Because, just like me, you are impossibly stubborn. ”

I glanced at my mother, digesting her words slowly.

Yes, I did hate to admit it—so much of her I saw in myself.

Whenever someone would ask who I took after, I tried to put space between her and me, picking the parent I wanted to look more like—my father.

But the truth was, I was deceiving myself and the rest of the people around me.

“This isn’t the relationship I hoped to have with my daughter, but I have to try to hold onto what it is,” my mother sighed. “That’s why I kept that newspaper, Florence.
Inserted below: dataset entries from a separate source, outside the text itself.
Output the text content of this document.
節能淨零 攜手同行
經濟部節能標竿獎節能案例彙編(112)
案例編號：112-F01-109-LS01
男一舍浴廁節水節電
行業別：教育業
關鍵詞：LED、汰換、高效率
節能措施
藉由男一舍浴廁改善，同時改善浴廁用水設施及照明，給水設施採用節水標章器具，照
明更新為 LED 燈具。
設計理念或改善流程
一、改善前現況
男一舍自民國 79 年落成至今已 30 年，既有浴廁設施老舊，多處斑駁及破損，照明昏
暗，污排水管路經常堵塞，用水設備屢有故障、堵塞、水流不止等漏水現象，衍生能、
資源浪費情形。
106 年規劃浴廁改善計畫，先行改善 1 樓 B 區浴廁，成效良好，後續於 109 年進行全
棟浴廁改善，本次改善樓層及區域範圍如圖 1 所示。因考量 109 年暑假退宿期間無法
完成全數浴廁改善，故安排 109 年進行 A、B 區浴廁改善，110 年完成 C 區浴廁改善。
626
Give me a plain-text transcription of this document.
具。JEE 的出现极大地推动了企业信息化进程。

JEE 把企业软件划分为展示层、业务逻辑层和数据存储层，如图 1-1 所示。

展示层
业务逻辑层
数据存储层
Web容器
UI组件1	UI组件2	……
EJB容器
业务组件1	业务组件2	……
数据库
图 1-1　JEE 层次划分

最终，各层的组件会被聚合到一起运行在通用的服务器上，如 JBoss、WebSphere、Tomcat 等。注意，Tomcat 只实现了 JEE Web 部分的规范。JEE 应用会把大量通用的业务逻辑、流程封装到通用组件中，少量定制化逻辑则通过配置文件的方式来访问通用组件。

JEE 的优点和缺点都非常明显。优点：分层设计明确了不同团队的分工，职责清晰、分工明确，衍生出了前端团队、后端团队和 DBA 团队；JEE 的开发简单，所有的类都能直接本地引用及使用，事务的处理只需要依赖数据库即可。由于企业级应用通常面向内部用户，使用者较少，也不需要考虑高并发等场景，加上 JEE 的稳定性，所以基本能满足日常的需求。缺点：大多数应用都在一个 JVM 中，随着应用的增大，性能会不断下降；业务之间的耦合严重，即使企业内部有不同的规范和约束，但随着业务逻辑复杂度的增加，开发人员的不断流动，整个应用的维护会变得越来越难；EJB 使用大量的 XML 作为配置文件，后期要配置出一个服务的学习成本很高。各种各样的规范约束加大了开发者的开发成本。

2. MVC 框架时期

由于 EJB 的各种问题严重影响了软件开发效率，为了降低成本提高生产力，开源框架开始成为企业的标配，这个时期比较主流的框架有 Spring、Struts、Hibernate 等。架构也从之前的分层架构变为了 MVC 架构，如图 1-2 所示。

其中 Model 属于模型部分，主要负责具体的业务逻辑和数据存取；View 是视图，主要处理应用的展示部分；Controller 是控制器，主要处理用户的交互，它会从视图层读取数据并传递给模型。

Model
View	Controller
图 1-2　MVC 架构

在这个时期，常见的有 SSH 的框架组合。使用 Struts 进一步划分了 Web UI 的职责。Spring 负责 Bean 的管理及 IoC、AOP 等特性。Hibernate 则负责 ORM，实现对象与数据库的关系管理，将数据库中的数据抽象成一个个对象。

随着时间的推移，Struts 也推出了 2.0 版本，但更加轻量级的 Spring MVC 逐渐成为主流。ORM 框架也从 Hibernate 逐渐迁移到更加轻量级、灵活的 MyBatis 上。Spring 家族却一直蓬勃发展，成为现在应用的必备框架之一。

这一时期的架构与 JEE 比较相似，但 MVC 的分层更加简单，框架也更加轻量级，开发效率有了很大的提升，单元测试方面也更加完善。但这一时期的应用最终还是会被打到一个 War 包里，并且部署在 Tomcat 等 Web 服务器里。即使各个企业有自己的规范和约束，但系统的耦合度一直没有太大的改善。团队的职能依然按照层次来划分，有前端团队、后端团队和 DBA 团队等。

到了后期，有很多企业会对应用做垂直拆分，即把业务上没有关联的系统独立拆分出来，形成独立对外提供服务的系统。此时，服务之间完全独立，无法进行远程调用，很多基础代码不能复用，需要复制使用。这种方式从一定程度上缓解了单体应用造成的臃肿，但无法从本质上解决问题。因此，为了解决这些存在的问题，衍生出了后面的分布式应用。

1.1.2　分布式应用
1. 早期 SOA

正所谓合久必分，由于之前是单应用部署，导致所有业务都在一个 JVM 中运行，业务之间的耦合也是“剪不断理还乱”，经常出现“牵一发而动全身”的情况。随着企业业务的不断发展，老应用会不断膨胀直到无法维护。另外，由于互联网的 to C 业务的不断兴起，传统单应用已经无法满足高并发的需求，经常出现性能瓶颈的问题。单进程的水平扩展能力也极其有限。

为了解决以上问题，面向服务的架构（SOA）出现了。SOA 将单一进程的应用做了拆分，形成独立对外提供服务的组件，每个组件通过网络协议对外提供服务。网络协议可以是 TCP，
At least that way I could still have a part of you.”

“Mum…” I whispered, my throat tightening.

“I understand that I was harsh with you, and God knows you’re no saint yourself,” she admitted, rubbing her temples.

“Ugh, my head is going to regret this night tomorrow.” I wasn’t sure if she meant the drinks or our conversation.

“You know what makes us alike?” she asked, her gaze locking with mine.

“We’ll do anything to prove the other wrong. And you…you proved me wrong.”

“But, Mum, I don’t want us to be this way,” I pleaded, our footsteps echoing softly in the quiet street. “I just need you to be my mother.”